Hotels, apartments, fitness centers, spas, factories, schools, hospitals and other public places need to use a lot of hot water every day and energy expenditures account for a large part of the cost.
One-time investment in solar heating can recover investment costs in 2 to 4 years. Solar heating system can be used for 15-20 years, so it is obviously to see the fixed income in the future. From small home swimming pools to swimming pools for large stadiums, all can be heated by solar energy.
How They Work
Most solar pool heating systems include the following:
A solar collector – a device creates heat energy to heat working fluid going through pipelines.
Pumps -- circulates water through the pipeline and solar collector and back to the pool
A Heat Exchanger – where pool water and working fluid of solar collector circulation exchange heat energy.
A Controller-- a device to control whole system working automatically.
There are two independent circulations, solar collector circulation and pool heating circulation. The solar collector absorbs sunshine to get heat energy for working fluid through manifold and pipelines. At the same time, pool water and working fluid in pipeline are pumped through the filter and then through heat exchangers, where it is heated before it is returned to the pool.
Selecting a Solar Collector
A domestic solar pool heating system usually costs between $3,000 and $4,000 to buy. This provides a payback of 2 years, depending on your local fuel costs. They also typically last longer than gas and heat pump pool heaters. Your actual cost and payback depend on many factors. Therefore, before you purchase and install a solar pool heating system, you should do the following:
Evaluate sun insolation data at site.
Determine the correct system size
Determine the correct orientation and tilt for the collector
Determine the system's efficiency
Compare system costs
Investigate local codes, covenants, and regulations
Evaluating sun insolation data locally
Before you buy and install a solar pool heating system, you first need to consider solar resource in your local area. The efficiency and design of a solar pool heater depends on how much of the sun's energy reaches your building site. Basically, if your building site has unshaded areas and generally faces south, it's a good candidate for a solar pool heating system.

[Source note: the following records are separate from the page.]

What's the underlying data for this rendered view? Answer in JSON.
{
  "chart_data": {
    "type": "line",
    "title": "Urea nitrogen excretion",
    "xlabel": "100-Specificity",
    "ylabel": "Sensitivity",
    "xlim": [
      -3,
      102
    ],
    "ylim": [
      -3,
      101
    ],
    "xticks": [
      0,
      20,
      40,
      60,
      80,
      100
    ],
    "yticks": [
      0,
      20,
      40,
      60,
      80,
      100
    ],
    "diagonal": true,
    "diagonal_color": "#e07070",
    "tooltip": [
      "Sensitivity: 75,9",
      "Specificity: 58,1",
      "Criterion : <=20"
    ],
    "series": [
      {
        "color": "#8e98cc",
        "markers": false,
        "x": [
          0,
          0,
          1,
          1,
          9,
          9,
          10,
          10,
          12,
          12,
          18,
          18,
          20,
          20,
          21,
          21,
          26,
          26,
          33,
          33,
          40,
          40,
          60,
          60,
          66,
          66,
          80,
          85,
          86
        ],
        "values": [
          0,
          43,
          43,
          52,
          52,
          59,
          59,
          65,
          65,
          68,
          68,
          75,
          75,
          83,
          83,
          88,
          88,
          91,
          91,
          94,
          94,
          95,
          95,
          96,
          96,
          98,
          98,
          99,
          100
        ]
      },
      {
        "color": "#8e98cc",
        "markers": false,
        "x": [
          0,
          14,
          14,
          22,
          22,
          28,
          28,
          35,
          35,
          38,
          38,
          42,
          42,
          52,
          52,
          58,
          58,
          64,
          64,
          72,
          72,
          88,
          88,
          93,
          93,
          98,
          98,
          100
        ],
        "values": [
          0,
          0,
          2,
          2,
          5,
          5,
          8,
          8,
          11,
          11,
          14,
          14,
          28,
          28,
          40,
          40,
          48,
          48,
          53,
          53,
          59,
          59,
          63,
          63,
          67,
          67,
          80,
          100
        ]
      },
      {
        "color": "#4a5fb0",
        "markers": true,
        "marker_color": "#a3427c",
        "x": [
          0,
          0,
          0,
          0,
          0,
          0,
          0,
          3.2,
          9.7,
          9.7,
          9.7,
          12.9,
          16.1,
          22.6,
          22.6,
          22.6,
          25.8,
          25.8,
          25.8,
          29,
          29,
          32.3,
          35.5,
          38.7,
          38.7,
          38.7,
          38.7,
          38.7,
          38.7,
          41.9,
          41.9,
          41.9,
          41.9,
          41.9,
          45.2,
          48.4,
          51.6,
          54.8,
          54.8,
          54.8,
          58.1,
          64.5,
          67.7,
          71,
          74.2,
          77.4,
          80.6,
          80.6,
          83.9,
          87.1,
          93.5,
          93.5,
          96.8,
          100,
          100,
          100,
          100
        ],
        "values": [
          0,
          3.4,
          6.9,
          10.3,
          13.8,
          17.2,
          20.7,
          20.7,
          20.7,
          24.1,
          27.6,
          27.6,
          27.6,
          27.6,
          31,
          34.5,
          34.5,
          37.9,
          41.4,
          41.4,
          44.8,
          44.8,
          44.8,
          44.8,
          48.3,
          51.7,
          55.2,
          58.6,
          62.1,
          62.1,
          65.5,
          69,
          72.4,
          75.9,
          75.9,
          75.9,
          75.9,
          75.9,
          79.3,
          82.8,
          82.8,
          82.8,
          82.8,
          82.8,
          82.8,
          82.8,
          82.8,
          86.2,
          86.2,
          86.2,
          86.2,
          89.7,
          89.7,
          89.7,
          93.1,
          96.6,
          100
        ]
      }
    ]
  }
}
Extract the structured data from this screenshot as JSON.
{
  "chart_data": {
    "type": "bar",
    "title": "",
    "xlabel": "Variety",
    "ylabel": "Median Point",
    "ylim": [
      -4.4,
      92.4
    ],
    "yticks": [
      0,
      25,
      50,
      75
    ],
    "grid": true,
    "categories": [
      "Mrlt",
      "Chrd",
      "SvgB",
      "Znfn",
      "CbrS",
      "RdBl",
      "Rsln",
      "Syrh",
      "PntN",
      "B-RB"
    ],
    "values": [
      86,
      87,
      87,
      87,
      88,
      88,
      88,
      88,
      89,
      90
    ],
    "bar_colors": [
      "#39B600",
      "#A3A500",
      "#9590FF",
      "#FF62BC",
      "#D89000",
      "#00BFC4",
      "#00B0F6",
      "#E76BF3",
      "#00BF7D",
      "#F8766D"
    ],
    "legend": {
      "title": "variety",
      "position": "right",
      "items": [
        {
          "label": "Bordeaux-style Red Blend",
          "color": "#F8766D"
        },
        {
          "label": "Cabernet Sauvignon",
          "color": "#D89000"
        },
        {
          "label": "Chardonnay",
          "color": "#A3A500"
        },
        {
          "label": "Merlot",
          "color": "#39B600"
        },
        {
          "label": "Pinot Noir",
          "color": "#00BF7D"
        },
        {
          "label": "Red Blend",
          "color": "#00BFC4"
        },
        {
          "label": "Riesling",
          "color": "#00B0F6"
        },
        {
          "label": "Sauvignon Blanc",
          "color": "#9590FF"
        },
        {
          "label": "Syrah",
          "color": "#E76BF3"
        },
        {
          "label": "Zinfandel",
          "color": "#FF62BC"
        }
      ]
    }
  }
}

Sizing a Solar Pool Heater
Sizing a solar swimming pool heating system involves many factors:
Length of swimming season
Average regional temperatures
Desired pool temperature
Sun insolation locally
Collector orientation and tilt
Use of a pool cover
Basically, the surface area of your solar collector should equal about 40%-50% of the surface area of your pool. In cooler and cloudier areas, you may need to increase the ratio between the collector area and the pool surface area. Adding collector quantity also lengthens the swimming season.
In any climate, you can usually decrease the required collector area by using a pool cover.
You'll also want a properly sized pool pump for a solar system. If you're replacing a conventional pool heating system with a solar system, you may need a pump larger than your current one or a separate, smaller pump to move the pool's water to solar collector side.
You can significantly reduce swimming pool heating costs by installing a solar pool heater. They're cost competitive with both gas and heat pump pool heaters, and they have very low annual operating costs. Actually, solar pool heating is the most cost-effective use of solar energy in many climates. Solar systems have become so easy to install that many pool owners can do it themselves.